I was drinking at my usual bar which is very close
to my home. Every night after job I come to this bar and have some whiskey
until I get mellow. People around me think that I’m an alcoholic but I know
that I am not, because I can stop drinking at any time I wanted to stop, but I
just don’t want to stop because drinking some whiskey is the most enjoyable
thing in my boring life. This thing like apple juice fulfils me with joy of
living. I know that this thing is damaging some of my organs and killing me
slowly, but even the thing called time making us the same damage its killing us
slowly too so why should I scare from dying and stop having fun every night.
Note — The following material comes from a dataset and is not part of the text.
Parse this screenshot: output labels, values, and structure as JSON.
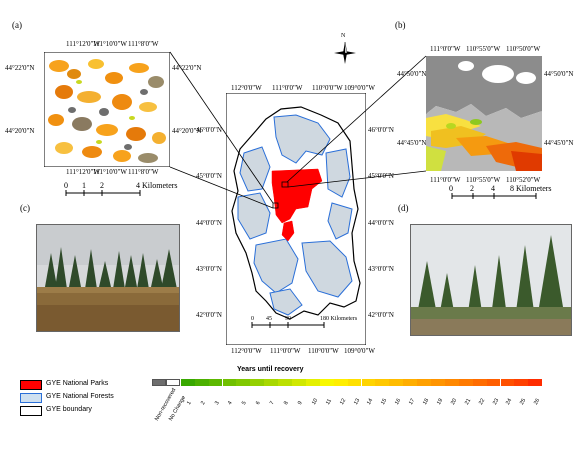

Also this bar helps me to find new friends and teaches me different types of
personalities and shows me different kind of people. While I’m drinking my
whiskey in the bar I usually have conversation with the guys inside the bar or
hang to women’s but this happens very rare because usually you can’t find a
woman in the bar so when I confronted with a situation like that I would not
miss my chance and hang to that lady until I get a slap from her and I usually
get a slap and sometimes it turns to fist, actually reactions of women changes
with the alcohol dose in my blood. After getting little bit drunk I leave the
bar and started to take the way to home. After I entered to home and changed my
clothes -sometimes I can’t even do that changing- and I get into the bed to
charge my battery. This is my life actually I done all of this program every
day so I can know what I’m going to do after 5 or 6 years because nothing
happens other than these things to me. I am living such a wonderful life
actually because what kind of lucky person could know what is he going to the
after 5 or 6 years! No one! No one other than me.